|"I'm going to go home and Bud Dwyer myself over and over and over..."|
Happy Groundhog Day, filmgoers. Normally, this day wouldn't be complete without a viewing of this film. Much like on Friday the 13th, I do my best to watch Friday the 13th, and how on Christmas, I always watch A Christmas Story, and on Thanksgiving, I watch The Godfather (trilogy), I always wind up watching Groundhog Day, on Groundhog Day. And it proves a theory of mine - a year is long enough to wait and see a movie, and have it be like a brand new movie each time you watch it. The little moments you forget over the course of busy and stressful days, which I'm sure we'd hate to live forever and over and over, and the people you even forget are in it. Which is one of the benefits of being a critic, I think - you get so much knowledge crammed in on a daily basis, that some stuff is bound to escape. What year something came out, a supporting characters name, or who played that one guy who only had two lines and is now a respected Oscar nominee.
Ten bucks if you can point out Michael Shannon to me.
For those of you not familiar with this film,
Phil (an excellent Bill Murray), is a local weatherman in the good ol' PA. February 2nd rolls around, and for the third year in a row, he has to go let the locals know whether or not Punxsutawny Phil - the groundhog king - sees his shadow, promising six more weeks of winter. On hand, are his producer Rita (an adorable Andie McDowell) and his cameraman Larry (Chris Elliot). In the beginning of the film, the personalities are fairly broad - Rita is bright-eyed and bushy tailed, truly wanting to make good news. Larry is the funny, side-kick cameraman, a couple of one-liners here and there. And Phil, well... he's a jerk. A funny guy, and definitely someone you'd spend time with for a drink, if only to hear what he says next, but he's not a nice guy. He's self-centered, and all around loathsome under his 'celebrity' personality.
The crew is stuck in Punx, PA as the result of a blizzard - undersold by Phil in the previous day's forecast - that shuts the whole town down. Phil's forced to stay in his quaint bed and breakfast, but... once the morning comes, and it's 6AM, and Sonny Bono tells you to put your little hand in his on the radio, he knows - as the audience is clued in - that he's living the same day over again. As some sort of cosmic "Hey. You. We're talking to you.", he's forced to learn the rules of purgatory and straighten himself out, lest he keep his calendar on the same day forever.

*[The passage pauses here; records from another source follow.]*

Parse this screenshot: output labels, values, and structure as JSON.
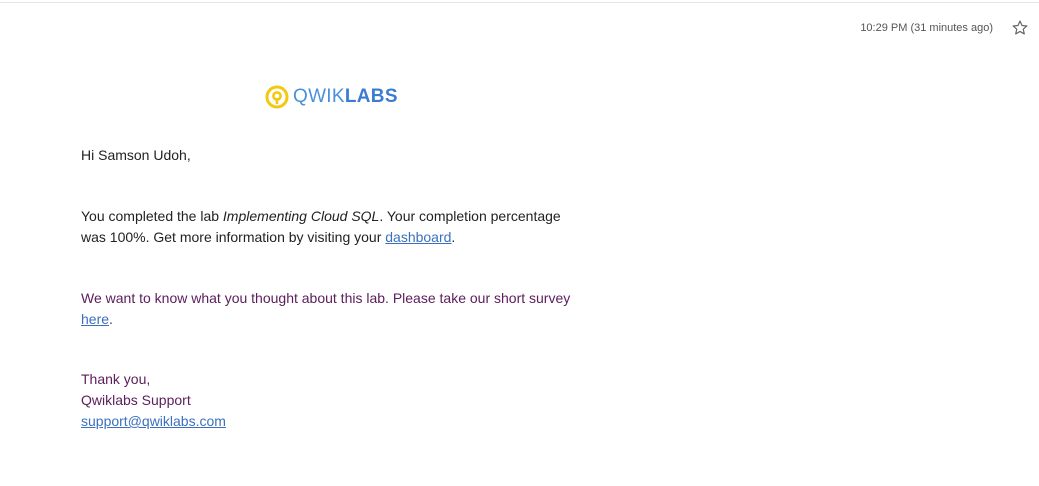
{
  "header": {
    "timestamp": "10:29 PM (31 minutes ago)",
    "star_icon": "star-outline-icon"
  },
  "logo": {
    "text_light": "QWIK",
    "text_bold": "LABS",
    "brand_yellow": "#f2c811",
    "brand_blue": "#3a7cd0"
  },
  "email": {
    "greeting": "Hi Samson Udoh,",
    "completion_prefix": "You completed the lab ",
    "lab_name": "Implementing Cloud SQL",
    "completion_middle": ". Your completion percentage was 100%. Get more information by visiting your ",
    "dashboard_link": "dashboard",
    "completion_suffix": ".",
    "survey_prefix": "We want to know what you thought about this lab. Please take our short survey ",
    "survey_link": "here",
    "survey_suffix": ".",
    "signoff_thanks": "Thank you,",
    "signoff_name": "Qwiklabs Support",
    "signoff_email": "support@qwiklabs.com"
  }
}
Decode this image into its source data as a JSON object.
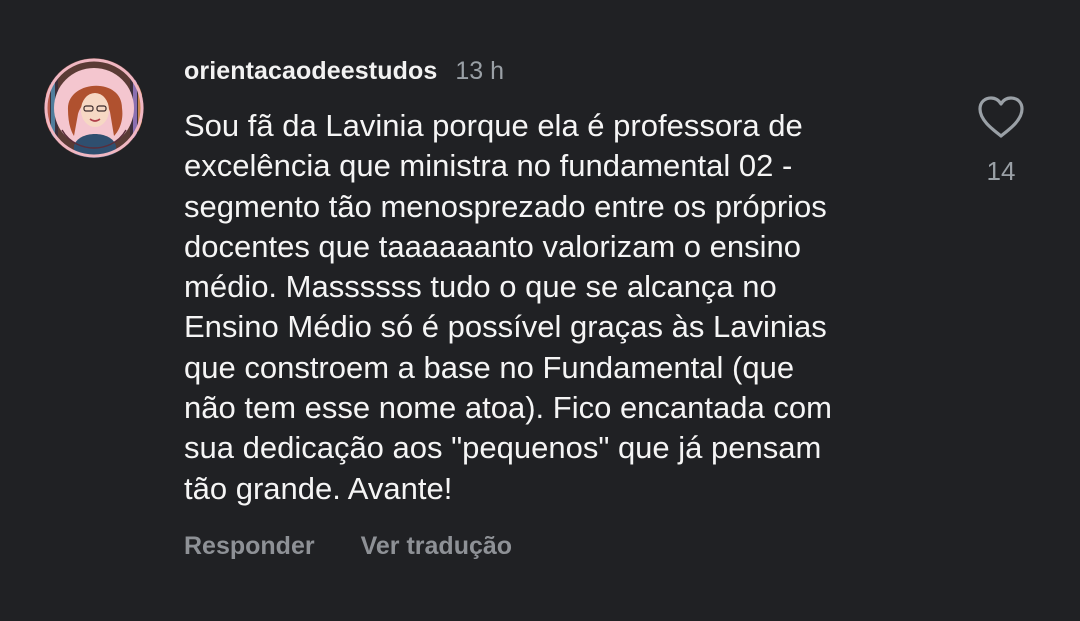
{
  "comment": {
    "username": "orientacaodeestudos",
    "timestamp": "13 h",
    "text": "Sou fã da Lavinia porque ela é professora de\nexcelência que ministra no fundamental 02 -\nsegmento tão menosprezado entre os próprios\ndocentes que taaaaaanto valorizam o ensino\nmédio.  Massssss tudo o que se alcança no\nEnsino Médio só é possível graças às Lavinias\nque constroem a base no Fundamental (que\nnão tem esse nome atoa). Fico encantada com\nsua dedicação aos \"pequenos\" que já pensam\ntão grande. Avante!",
    "like_count": "14",
    "like_icon": "heart-outline-icon"
  },
  "actions": {
    "reply_label": "Responder",
    "translate_label": "Ver tradução"
  },
  "colors": {
    "background": "#202124",
    "text": "#f5f5f5",
    "secondary_text": "#9aa0a6",
    "action_text": "#8e9196"
  }
}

The benefit of a film like this is that it always seems to pop up when you need a reminder of how people should act. Toward the end of the film, the obvious might seem to occur - characters learn their lessons and lives are redeemed, putting everything right and moving on with itself. Spoiler? whatever. That's formula - and it's effective, mostly in the hands of the actors. Bill Murray, funny and surprisingly deep as always, lends himself to his fullest, showing such an understanding of the character and the situation that he's at times unrecognizable. It's among his finest work, dramatic or otherwise. Andie McDowell and Chris Elliot deliver the expected sturdy support. Elliot is a hard actor to cast, but he's normally gentle in smaller roles, when he's not expected to improvise and exploit the grosser sides of the human body (here's lookin' at you, Scary Movie 2). McDowell, on the other hand, has rarely been better than she is, here. Undergoing her own subtle changes throughout the same day, growing as a character while not really having the chance to grow on her own, but through the growth of Phil. Which is a mark of the excellent screenplay, and direction from Harold Ramis (Stripes, Ghostbusters, etc.). Ramis is one of the finest directors Hollywood has produced, and has produced and directed some of the classic modern comedies.
Groundhog Day has become sort of a... benchmark film. Not groundbreaking, though certainly nothing to scoff at, it has a huge following, and is one of those movies you seem to forget about until you hear someone mention it or you run across it on TV. That's what a good film does - it gets under your skin in a way that doesn't leave, and is 'triggered' in a way by other senses. Ramis had crafted one of his masterpieces in a career full of genius films. And Bill Murray's performance, for my money, is a shining example of how comedy can't exist with drama. Even Saturday Night Live knows that, and it might be because of him.